В этот раз Алёшка, со всей очевидностью осознал всю меру стыда, пронизавшего его детскую душу, так глубоко, что хотелось где-то спрятаться подальше от маминого взгляда, полного укоризны. Ему вдруг внезапно захотелось как-то стереть следы  бездумного поступка, содеянного им,  каким-то благородным движением сознания  перед этой бабулей, чтобы увидеть в её глазах, и в глазах родителей одобрение. И он решил для себя, сам, без маминой подсказки,  не только отдать этот злосчастный червонец, обжигающий его  сознание, попросив у неё прощения, но искренне пообещать ей впредь ходить в магазин за хлебом и молоком. Ну и что, что очередь?  Ведь бабуле и вовсе не выстоять её. Зато теперь он будет видеть в её взгляде и доверие, и благодарность. А это для него так важно…

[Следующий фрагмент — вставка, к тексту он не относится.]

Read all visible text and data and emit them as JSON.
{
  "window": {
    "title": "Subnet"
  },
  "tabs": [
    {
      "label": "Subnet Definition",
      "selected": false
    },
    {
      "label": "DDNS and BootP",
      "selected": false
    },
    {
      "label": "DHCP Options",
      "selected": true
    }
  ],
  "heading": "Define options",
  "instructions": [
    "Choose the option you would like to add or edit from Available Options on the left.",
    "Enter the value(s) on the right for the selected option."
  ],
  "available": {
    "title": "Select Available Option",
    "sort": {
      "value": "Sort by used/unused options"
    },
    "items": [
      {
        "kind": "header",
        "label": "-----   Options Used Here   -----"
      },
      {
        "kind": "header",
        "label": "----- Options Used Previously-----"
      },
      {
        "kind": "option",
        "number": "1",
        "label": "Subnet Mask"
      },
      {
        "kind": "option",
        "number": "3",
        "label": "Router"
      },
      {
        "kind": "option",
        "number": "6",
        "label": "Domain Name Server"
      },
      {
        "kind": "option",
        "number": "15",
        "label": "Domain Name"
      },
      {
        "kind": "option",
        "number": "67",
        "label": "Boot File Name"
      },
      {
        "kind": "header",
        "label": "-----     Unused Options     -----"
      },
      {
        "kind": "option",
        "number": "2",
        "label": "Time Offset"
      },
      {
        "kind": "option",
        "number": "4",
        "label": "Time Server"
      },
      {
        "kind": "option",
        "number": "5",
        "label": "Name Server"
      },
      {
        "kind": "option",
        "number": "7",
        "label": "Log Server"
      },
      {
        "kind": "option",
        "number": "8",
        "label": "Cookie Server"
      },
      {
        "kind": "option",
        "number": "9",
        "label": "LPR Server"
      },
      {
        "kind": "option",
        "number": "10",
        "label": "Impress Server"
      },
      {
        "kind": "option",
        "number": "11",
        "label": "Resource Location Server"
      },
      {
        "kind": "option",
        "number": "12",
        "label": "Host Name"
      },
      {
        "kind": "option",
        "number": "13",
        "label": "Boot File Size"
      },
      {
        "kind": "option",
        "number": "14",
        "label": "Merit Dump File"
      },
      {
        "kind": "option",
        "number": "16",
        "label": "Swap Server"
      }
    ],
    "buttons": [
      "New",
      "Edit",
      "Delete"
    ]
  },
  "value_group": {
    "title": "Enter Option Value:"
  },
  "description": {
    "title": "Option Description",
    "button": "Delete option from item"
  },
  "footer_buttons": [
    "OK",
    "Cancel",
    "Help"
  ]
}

Но, всё-таки, я их удивлю и маму, и папу, и, конечно же, очень! Когда-нибудь я на работе столько много денег заработаю. Я принесу или привезу их им и скажу: «Это вам – все до копейки! Моя настоящая зарплата, заработанная мной на работе!»

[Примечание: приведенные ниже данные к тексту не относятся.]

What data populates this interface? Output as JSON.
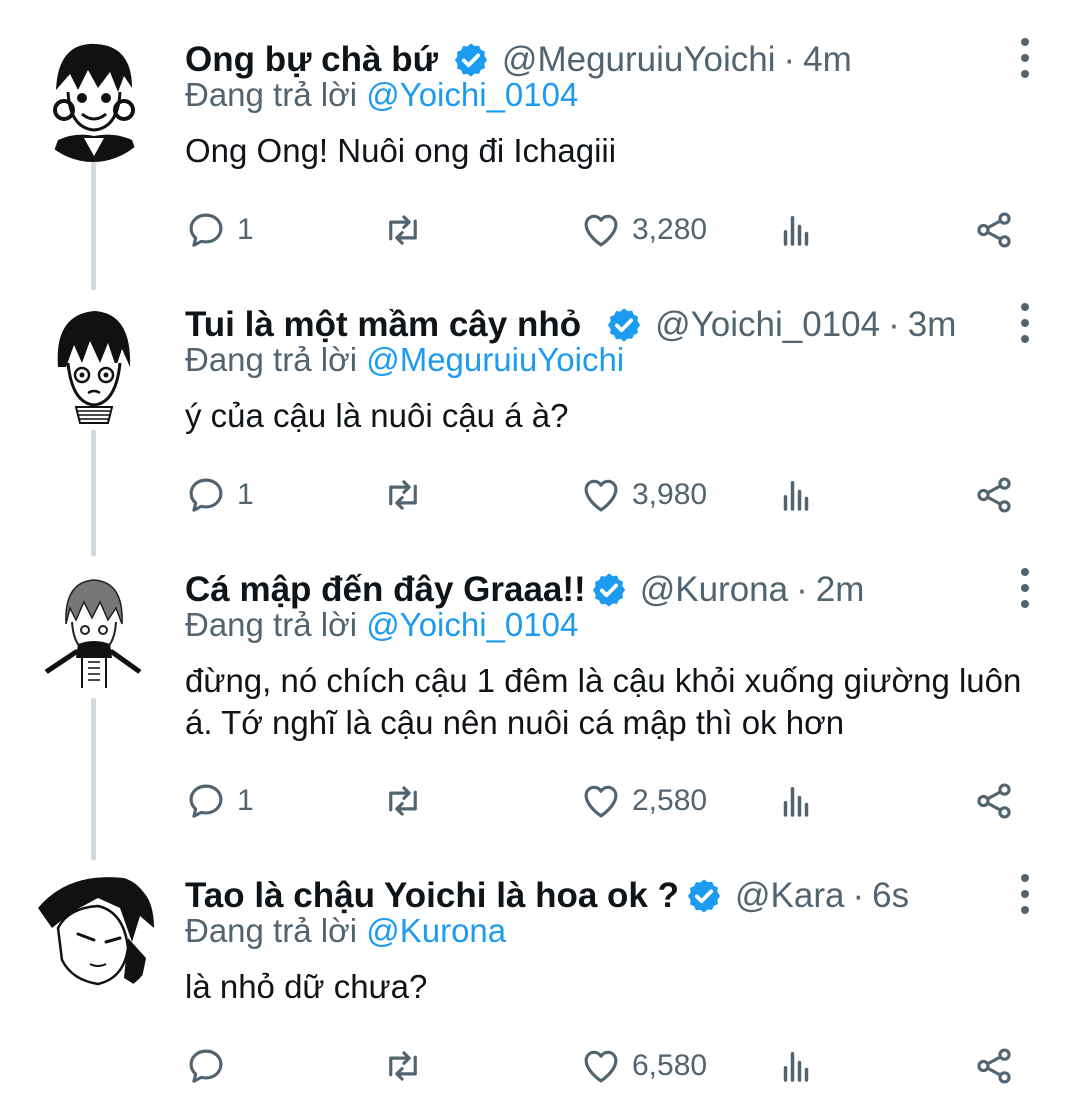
{
  "tweets": [
    {
      "name": "Ong bự chà bứ",
      "handle": "@MeguruiuYoichi",
      "time": "4m",
      "replying_prefix": "Đang trả lời",
      "replying_to": "@Yoichi_0104",
      "text": "Ong Ong! Nuôi ong đi Ichagiii",
      "replies": "1",
      "likes": "3,280"
    },
    {
      "name": "Tui là một mầm cây nhỏ",
      "handle": "@Yoichi_0104",
      "time": "3m",
      "replying_prefix": "Đang trả lời",
      "replying_to": "@MeguruiuYoichi",
      "text": "ý của cậu là nuôi cậu á à?",
      "replies": "1",
      "likes": "3,980"
    },
    {
      "name": "Cá mập đến đây Graaa!!",
      "handle": "@Kurona",
      "time": "2m",
      "replying_prefix": "Đang trả lời",
      "replying_to": "@Yoichi_0104",
      "text": "đừng, nó chích cậu 1 đêm là cậu khỏi xuống giường luôn á. Tớ nghĩ là cậu nên nuôi cá mập thì ok hơn",
      "replies": "1",
      "likes": "2,580"
    },
    {
      "name": "Tao là chậu Yoichi là hoa ok ?",
      "handle": "@Kara",
      "time": "6s",
      "replying_prefix": "Đang trả lời",
      "replying_to": "@Kurona",
      "text": "là nhỏ dữ chưa?",
      "replies": "",
      "likes": "6,580"
    }
  ],
  "separator": "·",
  "colors": {
    "accent": "#1d9bf0",
    "muted": "#536471",
    "text": "#0f1419",
    "thread_line": "#cfd9de"
  },
  "icons": [
    "verified-badge-icon",
    "more-vertical-icon",
    "reply-icon",
    "retweet-icon",
    "like-icon",
    "views-icon",
    "share-icon"
  ]
}
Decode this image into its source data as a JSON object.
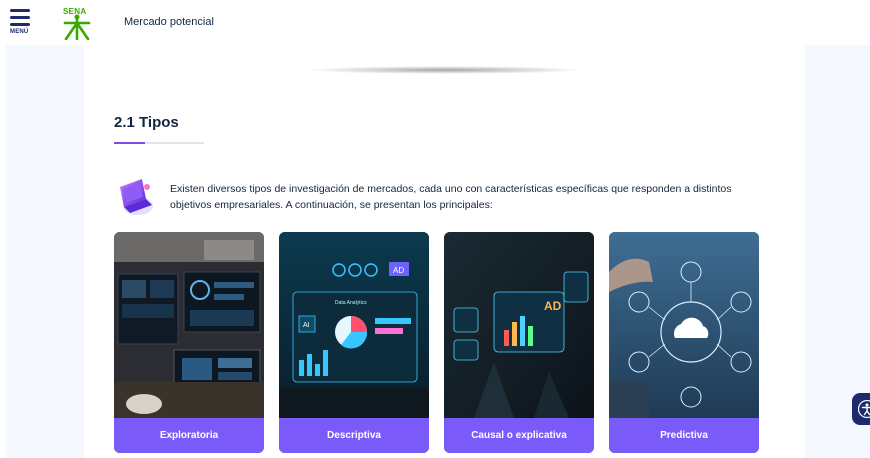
{
  "header": {
    "menu_label": "MENÚ",
    "logo_text": "SENA",
    "page_title": "Mercado potencial"
  },
  "section": {
    "title": "2.1 Tipos",
    "intro": "Existen diversos tipos de investigación de mercados, cada uno con características específicas que responden a distintos objetivos empresariales. A continuación, se presentan los principales:"
  },
  "cards": [
    {
      "label": "Exploratoria"
    },
    {
      "label": "Descriptiva"
    },
    {
      "label": "Causal o explicativa"
    },
    {
      "label": "Predictiva"
    }
  ],
  "card2_image_text": {
    "ad": "AD",
    "panel_title": "Data Analytics",
    "ai": "AI"
  },
  "card3_image_text": {
    "ad": "AD"
  },
  "colors": {
    "accent": "#7a5af8",
    "navy": "#1d2b6e",
    "sena_green": "#39a900",
    "side_panel": "#f5f8ff"
  },
  "icons": [
    "menu-icon",
    "sena-logo",
    "laptop-illustration-icon",
    "accessibility-icon"
  ]
}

Учился Алёшка замечательно, всё схватывая на лету. Высшее образование получил в  Санкт – Петербурге, где проживал его папы брат. И со слов его отца, он-таки, удивил их – привёз однажды десять тысяч долларов. И как же он искренне был счастлив тем, что смог помочь родителям…. Печально лишь то, что вскоре заболела его мама, и львиная доля денег была потрачена на лечение, что, несомненно, привело его в состояние удручения. Ведь любил-то он родителей по-настоящему, искренне и самоотверженно.